An intensely imagined third collection from an author whose work has been hailed as "exceptional," "extraordinary," "uncanny," and "refreshing, compelling, and moving." Urban is a "great storyteller" who writes "almost unbearably lovely prose."
What unites the unlikely protagonists in these very different short stories is their search for refuge. In the opening story, "The Day of the Beheaded Barbie," the reappearance of an old friend pushes Melanie to a shocking discovery about her vanished sister and the daughter she left behind. In "Small Burials," Diana's husband whisks her away to Europe when children start haunting her after a devastating loss. Middle-aged Doris in "Table for Four" struggles with the disappointments that a set of customers in her diner throw into sharp relief, while Manya in "Gravel" tries to support her ex-boyfriend's wife while hiding the truth about their relationship.
Some choose an absurd imaginative escape, like Lonnie of "Married, Living in Italy," who's telling her family she moved to Florence, or Stella in "Care of the Soul," who hasn't yet managed to inform her children that she's returned to the country after fleeing her divorce.

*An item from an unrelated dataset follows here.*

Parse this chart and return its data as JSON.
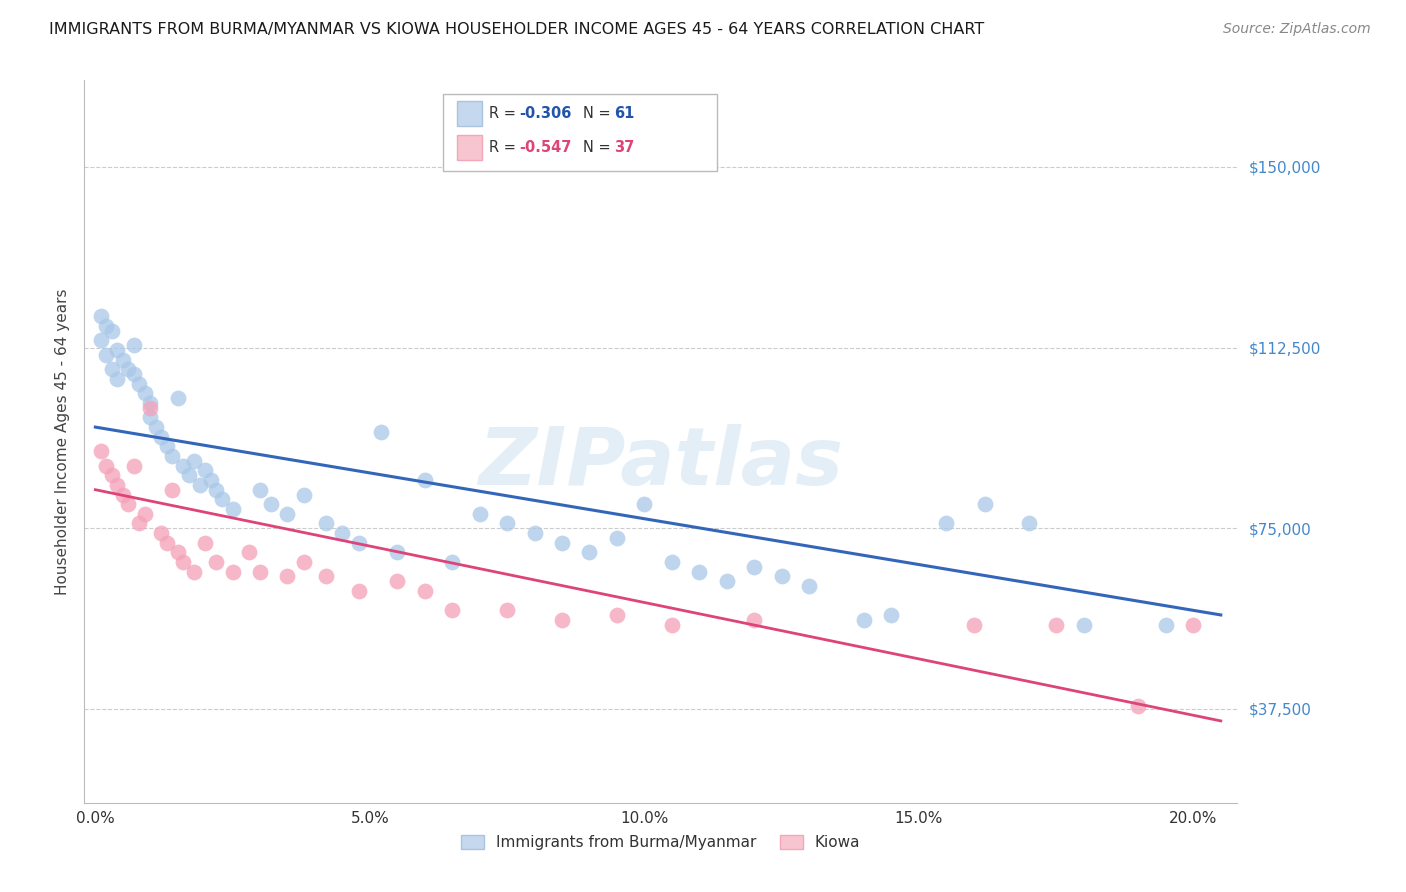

Then there's the desperately lonely narrator of "Someone in the House," who thinks she's being stalked--or at least, she hopes she is--while young Mireya of "The Far Shore" is turning into a fish to rescue her brother from an unbearable fate.

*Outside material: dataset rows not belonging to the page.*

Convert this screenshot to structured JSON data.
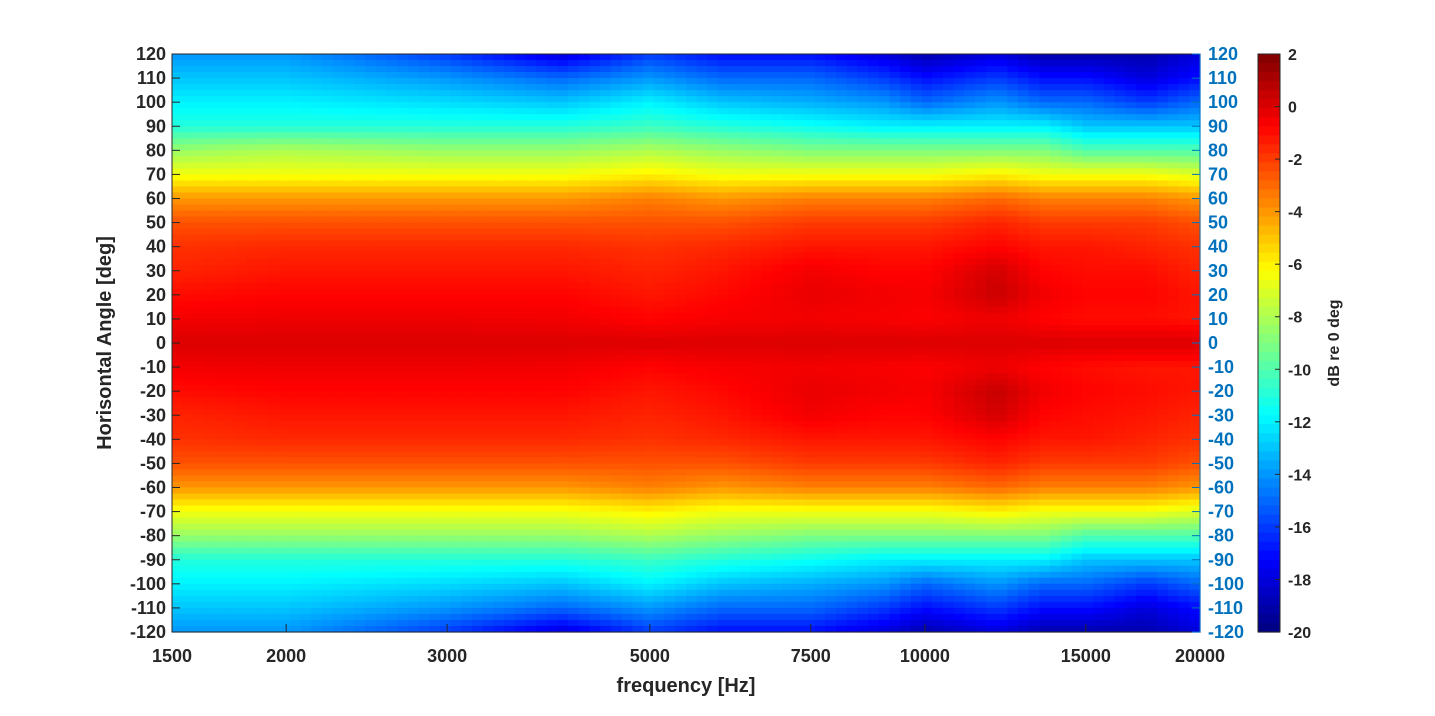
{
  "chart_data": {
    "type": "heatmap",
    "title": "",
    "xlabel": "frequency [Hz]",
    "ylabel": "Horisontal Angle [deg]",
    "colorbar_label": "dB re 0 deg",
    "x_scale": "log",
    "xlim": [
      1500,
      20000
    ],
    "ylim": [
      -120,
      120
    ],
    "clim": [
      -20,
      2
    ],
    "colormap": "jet",
    "x_ticks": [
      1500,
      2000,
      3000,
      5000,
      7500,
      10000,
      15000,
      20000
    ],
    "x_tick_labels": [
      "1500",
      "2000",
      "3000",
      "5000",
      "7500",
      "10000",
      "15000",
      "20000"
    ],
    "y_ticks": [
      -120,
      -110,
      -100,
      -90,
      -80,
      -70,
      -60,
      -50,
      -40,
      -30,
      -20,
      -10,
      0,
      10,
      20,
      30,
      40,
      50,
      60,
      70,
      80,
      90,
      100,
      110,
      120
    ],
    "y_tick_labels": [
      "-120",
      "-110",
      "-100",
      "-90",
      "-80",
      "-70",
      "-60",
      "-50",
      "-40",
      "-30",
      "-20",
      "-10",
      "0",
      "10",
      "20",
      "30",
      "40",
      "50",
      "60",
      "70",
      "80",
      "90",
      "100",
      "110",
      "120"
    ],
    "right_axis_color": "#0072bd",
    "colorbar_ticks": [
      -20,
      -18,
      -16,
      -14,
      -12,
      -10,
      -8,
      -6,
      -4,
      -2,
      0,
      2
    ],
    "colorbar_tick_labels": [
      "-20",
      "-18",
      "-16",
      "-14",
      "-12",
      "-10",
      "-8",
      "-6",
      "-4",
      "-2",
      "0",
      "2"
    ],
    "angles": [
      -120,
      -110,
      -100,
      -90,
      -80,
      -70,
      -60,
      -50,
      -40,
      -30,
      -20,
      -10,
      0,
      10,
      20,
      30,
      40,
      50,
      60,
      70,
      80,
      90,
      100,
      110,
      120
    ],
    "frequencies": [
      1500,
      2000,
      3000,
      4000,
      5000,
      6000,
      7500,
      9000,
      10000,
      12000,
      13500,
      15000,
      17500,
      20000
    ],
    "values": [
      [
        -14,
        -14,
        -16,
        -18,
        -16,
        -17,
        -17,
        -18,
        -19,
        -18,
        -19,
        -19,
        -19,
        -18
      ],
      [
        -13,
        -13,
        -14,
        -15,
        -14,
        -15,
        -15,
        -16,
        -17,
        -16,
        -17,
        -17,
        -18,
        -17
      ],
      [
        -12,
        -12,
        -12.5,
        -13,
        -12,
        -13,
        -13.5,
        -14,
        -15,
        -14,
        -15,
        -15,
        -16,
        -15
      ],
      [
        -11,
        -11,
        -11,
        -11,
        -10.5,
        -11,
        -11.5,
        -12,
        -12,
        -12,
        -12,
        -13,
        -13,
        -13
      ],
      [
        -8.5,
        -8.5,
        -8.5,
        -8.5,
        -8,
        -8.5,
        -9,
        -9,
        -9,
        -9,
        -9,
        -10,
        -10,
        -10
      ],
      [
        -6.5,
        -6.5,
        -6.5,
        -6.5,
        -6,
        -6.5,
        -6.5,
        -6.5,
        -6.5,
        -6,
        -6.5,
        -6.5,
        -6.5,
        -7
      ],
      [
        -4,
        -4,
        -4,
        -4,
        -3.5,
        -4,
        -3.5,
        -3.5,
        -3.5,
        -3,
        -3.5,
        -3.5,
        -3.5,
        -4
      ],
      [
        -2.5,
        -2.5,
        -2.5,
        -2.5,
        -2.5,
        -2.5,
        -2,
        -2,
        -2,
        -1.5,
        -2,
        -2,
        -2,
        -2.5
      ],
      [
        -1.8,
        -1.6,
        -1.6,
        -1.6,
        -1.8,
        -1.6,
        -1.2,
        -1.2,
        -1.2,
        -0.8,
        -1.2,
        -1.2,
        -1.5,
        -1.8
      ],
      [
        -1.5,
        -1.2,
        -1.2,
        -1.2,
        -1.5,
        -1.2,
        -0.5,
        -0.8,
        -0.8,
        0.2,
        -0.8,
        -1.0,
        -1.2,
        -1.5
      ],
      [
        -1.0,
        -0.8,
        -0.8,
        -0.8,
        -1.2,
        -0.9,
        -0.3,
        -0.5,
        -0.6,
        0.5,
        -0.5,
        -0.8,
        -1.0,
        -1.2
      ],
      [
        -0.5,
        -0.4,
        -0.4,
        -0.5,
        -0.8,
        -0.6,
        -0.5,
        -0.6,
        -0.7,
        -0.4,
        -0.8,
        -1.0,
        -1.2,
        -1.2
      ],
      [
        0,
        0,
        0,
        0,
        0,
        0,
        0,
        0,
        0,
        0,
        0,
        0,
        0,
        0
      ],
      [
        -0.5,
        -0.4,
        -0.4,
        -0.5,
        -0.8,
        -0.6,
        -0.5,
        -0.6,
        -0.7,
        -0.4,
        -0.8,
        -1.0,
        -1.0,
        -1.2
      ],
      [
        -1.0,
        -0.8,
        -0.8,
        -0.8,
        -1.2,
        -0.9,
        -0.3,
        -0.5,
        -0.6,
        0.4,
        -0.5,
        -0.8,
        -0.8,
        -1.2
      ],
      [
        -1.5,
        -1.2,
        -1.2,
        -1.2,
        -1.5,
        -1.2,
        -0.5,
        -0.8,
        -0.8,
        0.2,
        -0.8,
        -1.0,
        -1.0,
        -1.5
      ],
      [
        -1.8,
        -1.6,
        -1.6,
        -1.6,
        -1.8,
        -1.6,
        -1.2,
        -1.2,
        -1.2,
        -0.8,
        -1.2,
        -1.2,
        -1.5,
        -1.8
      ],
      [
        -2.5,
        -2.5,
        -2.5,
        -2.5,
        -2.5,
        -2.5,
        -2,
        -2,
        -2,
        -1.5,
        -2,
        -2,
        -2,
        -2.5
      ],
      [
        -4,
        -4,
        -4,
        -4,
        -3.5,
        -4,
        -3.5,
        -3.5,
        -3.5,
        -3,
        -3.5,
        -3.5,
        -3.5,
        -4
      ],
      [
        -6.5,
        -6.5,
        -6.5,
        -6.5,
        -6,
        -6.5,
        -6.5,
        -6.5,
        -6.5,
        -6,
        -6.5,
        -6.5,
        -6.5,
        -7
      ],
      [
        -8.5,
        -8,
        -8.5,
        -8.5,
        -8,
        -8.5,
        -9,
        -9,
        -9,
        -9,
        -9,
        -10,
        -10,
        -10
      ],
      [
        -11,
        -11,
        -11,
        -11,
        -10.5,
        -11,
        -11.5,
        -12,
        -12,
        -12,
        -12,
        -13,
        -13,
        -13
      ],
      [
        -12,
        -12,
        -12.5,
        -13,
        -12,
        -13,
        -13.5,
        -14,
        -15,
        -14,
        -15,
        -15,
        -16,
        -15
      ],
      [
        -13,
        -13,
        -14,
        -15,
        -14,
        -15,
        -15,
        -16,
        -17,
        -16,
        -17,
        -17,
        -18,
        -17
      ],
      [
        -14,
        -14,
        -16,
        -18,
        -16,
        -17,
        -17,
        -18,
        -19,
        -18,
        -19,
        -19,
        -19,
        -18
      ]
    ]
  }
}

Through it all, these characters are crushingly believable and endearingly real in their defenses, their damage, their humor, and their sheer will as they turn suffering into salvation. Full of disappearing children and surfacing secrets, fragile triumphs and imminent loss, these eloquent tales laced with hilarity and grief illuminate shared human truths about betrayal, rescue, the places we seek shelter, and the stories we tell ourselves to survive.